Oracle achieves industry-first with MySQL HeatWave Lakehouse
Oracle has announced the general availability of MySQL HeatWave Lakehouse, enabling customers to query data in object storage as fast as querying data inside the database.
MySQL HeatWave Lakehouse supports a variety of object store file formats such as CSV, Parquet, and export files from other databases, and can combine object storage file data and MySQL database transactional data together in the same query, the company states.
Object store files are queried directly by HeatWave without copying the data into the MySQL database. As a result, MySQL HeatWave Lakehouse sets new standards for scalability and performance for query processing, speed of loading data, cluster provisioning time, and automation to query data in object storage.
Edward Screven, Chief Corporate Architect, Oracle, says, "More than 80% of data is stored in file systems and that number is growing. Customers want to integrate and analyse this varied external data with their internal transactional data, but its often too complex or too expensive to process.
"MySQL HeatWave Lakehouse makes it easy for customers to get valuable real-time insights by combining their data in object storage with database data while gaining significantly higher query performance and much faster data loading at a lower cost."
Querying data in object storage is as fast as querying data inside the database
As demonstrated by a 10 TB TPC-H benchmark, querying data in object storage in popular file formats with MySQL HeatWave Lakehouse is as fast as querying data in the MySQL database. This is made possible by MySQL Autopilot, a built-in capability of MySQL HeatWave that provides machine learning-powered automation, which learns from the execution of queries and improves the execution plan of future queries.
MySQL Autopilot is an innovation in MySQL HeatWave that is not available anywhere else. MySQL HeatWave on Oracle Cloud Infrastructure (OCI) is powered by AMD EPYC processors.
Best performance for lakehouse use cases
As demonstrated by a 500 TB TPC-H benchmark, the query performance of MySQL HeatWave Lakehouse is: 9X faster than Amazon Redshift; 17X faster than Snowflake; 17X faster than Databricks; and 36X faster than Google BigQuery.
The performance to load data from the object store with MySQL HeatWave Lakehouse is: 9X faster than Amazon Redshift; 2X faster than Snowflake; 6X faster than Databricks; and 8X faster than Google BigQuery.

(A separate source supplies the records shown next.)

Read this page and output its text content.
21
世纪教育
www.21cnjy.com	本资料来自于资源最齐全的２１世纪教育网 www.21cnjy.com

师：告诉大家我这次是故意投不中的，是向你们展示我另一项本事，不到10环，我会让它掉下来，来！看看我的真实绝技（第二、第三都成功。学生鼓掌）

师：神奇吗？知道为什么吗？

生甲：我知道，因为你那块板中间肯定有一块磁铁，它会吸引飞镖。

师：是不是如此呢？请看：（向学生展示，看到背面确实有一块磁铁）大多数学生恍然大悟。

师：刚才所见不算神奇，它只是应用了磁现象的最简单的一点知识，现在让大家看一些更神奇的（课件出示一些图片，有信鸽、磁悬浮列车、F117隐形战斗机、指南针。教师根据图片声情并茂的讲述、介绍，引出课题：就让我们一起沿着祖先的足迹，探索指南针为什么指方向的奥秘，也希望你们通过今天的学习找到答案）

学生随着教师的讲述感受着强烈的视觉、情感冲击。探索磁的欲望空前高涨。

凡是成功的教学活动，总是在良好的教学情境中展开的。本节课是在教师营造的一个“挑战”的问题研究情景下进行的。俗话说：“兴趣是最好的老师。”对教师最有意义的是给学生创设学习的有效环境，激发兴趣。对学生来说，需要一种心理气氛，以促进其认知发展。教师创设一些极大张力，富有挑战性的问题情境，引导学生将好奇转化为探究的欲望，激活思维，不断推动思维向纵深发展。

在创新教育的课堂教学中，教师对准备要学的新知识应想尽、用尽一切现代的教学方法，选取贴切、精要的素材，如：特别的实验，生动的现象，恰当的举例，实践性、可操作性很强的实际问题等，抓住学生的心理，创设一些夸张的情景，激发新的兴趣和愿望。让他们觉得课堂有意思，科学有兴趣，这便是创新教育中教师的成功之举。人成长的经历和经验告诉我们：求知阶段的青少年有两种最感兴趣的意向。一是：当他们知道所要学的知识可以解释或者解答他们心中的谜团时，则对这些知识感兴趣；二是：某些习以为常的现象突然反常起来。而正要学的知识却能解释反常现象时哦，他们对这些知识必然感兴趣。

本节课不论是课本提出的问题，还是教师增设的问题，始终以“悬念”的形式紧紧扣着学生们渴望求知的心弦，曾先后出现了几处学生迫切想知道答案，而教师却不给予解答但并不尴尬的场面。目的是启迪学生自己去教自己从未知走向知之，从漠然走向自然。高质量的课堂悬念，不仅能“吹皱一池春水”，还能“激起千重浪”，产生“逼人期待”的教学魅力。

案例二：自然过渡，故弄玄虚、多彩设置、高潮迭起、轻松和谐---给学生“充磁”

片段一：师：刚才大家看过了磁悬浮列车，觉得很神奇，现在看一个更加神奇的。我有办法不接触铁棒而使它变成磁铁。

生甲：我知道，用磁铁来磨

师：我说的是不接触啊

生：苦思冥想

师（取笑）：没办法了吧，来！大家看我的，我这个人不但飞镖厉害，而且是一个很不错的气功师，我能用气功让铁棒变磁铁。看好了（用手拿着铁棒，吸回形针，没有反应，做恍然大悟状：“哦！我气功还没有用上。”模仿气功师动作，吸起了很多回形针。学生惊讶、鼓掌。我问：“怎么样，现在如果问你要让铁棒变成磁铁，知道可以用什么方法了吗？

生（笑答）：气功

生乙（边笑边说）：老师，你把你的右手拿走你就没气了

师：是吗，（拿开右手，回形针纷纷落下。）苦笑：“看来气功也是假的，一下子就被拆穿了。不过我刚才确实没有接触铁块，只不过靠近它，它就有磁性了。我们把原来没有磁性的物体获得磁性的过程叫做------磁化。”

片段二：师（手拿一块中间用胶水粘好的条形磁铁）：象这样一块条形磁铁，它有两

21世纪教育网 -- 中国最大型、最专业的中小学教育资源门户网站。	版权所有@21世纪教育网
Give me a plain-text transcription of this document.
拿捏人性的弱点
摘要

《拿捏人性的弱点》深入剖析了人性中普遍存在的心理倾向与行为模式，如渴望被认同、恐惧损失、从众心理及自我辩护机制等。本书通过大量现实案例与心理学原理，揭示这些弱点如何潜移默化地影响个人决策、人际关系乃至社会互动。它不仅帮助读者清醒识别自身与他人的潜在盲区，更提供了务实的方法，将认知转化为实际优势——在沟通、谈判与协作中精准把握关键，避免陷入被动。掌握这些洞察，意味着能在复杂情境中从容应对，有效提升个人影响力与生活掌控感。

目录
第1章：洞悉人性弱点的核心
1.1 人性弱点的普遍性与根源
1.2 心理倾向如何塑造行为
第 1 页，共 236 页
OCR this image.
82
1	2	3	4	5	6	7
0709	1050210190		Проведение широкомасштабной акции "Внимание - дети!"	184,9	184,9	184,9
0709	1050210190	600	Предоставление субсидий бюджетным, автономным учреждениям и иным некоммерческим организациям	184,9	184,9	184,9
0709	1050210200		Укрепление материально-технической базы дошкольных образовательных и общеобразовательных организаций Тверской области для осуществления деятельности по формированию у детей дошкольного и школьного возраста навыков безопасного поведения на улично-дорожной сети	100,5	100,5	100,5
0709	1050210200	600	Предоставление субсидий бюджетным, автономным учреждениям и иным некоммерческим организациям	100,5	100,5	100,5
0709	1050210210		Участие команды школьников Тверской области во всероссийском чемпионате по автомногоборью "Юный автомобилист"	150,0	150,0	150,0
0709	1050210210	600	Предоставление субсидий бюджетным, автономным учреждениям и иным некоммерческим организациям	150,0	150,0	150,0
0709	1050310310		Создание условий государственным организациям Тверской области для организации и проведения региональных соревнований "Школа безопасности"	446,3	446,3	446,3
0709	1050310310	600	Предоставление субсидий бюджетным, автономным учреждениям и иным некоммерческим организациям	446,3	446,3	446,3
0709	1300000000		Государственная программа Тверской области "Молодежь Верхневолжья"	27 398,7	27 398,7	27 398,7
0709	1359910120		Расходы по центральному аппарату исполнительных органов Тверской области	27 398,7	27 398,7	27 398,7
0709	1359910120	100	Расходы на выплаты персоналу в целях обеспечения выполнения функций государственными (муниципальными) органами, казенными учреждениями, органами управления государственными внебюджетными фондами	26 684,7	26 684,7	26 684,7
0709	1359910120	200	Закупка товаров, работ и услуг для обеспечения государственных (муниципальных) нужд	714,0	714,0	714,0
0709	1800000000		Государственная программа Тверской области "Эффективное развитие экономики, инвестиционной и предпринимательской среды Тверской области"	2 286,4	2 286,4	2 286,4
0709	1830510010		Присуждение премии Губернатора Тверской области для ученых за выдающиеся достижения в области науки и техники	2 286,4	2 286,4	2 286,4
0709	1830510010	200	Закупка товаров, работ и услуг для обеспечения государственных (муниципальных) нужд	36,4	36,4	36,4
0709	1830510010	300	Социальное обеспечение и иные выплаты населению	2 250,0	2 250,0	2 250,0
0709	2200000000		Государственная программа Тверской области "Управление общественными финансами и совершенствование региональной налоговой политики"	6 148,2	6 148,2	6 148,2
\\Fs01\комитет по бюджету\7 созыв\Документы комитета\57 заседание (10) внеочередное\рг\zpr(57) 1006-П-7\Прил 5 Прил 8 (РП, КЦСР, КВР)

MySQL HeatWave's performance is a result of its scale-out architecture that enables massive parallelism to provision the cluster, load data, and process queries with up to 512 nodes, the company states. In addition, enhancements to MySQL Autopilot automate metadata creation for object files and dynamically adapt to the performance of the underlying object store to provide the best performance in any OCI region.
MySQL HeatWave is the only cloud service that provides transaction processing, real-time analytics, machine learning, data lake querying, and machine learning-based automation within a single MySQL database service, the company states.
A core part of Oracle's distributed cloud strategy, MySQL HeatWave is available in OCI, natively on Amazon Web Services, as part of the Oracle Database Service for Azure, and in customers data centers with OCI Dedicated Region.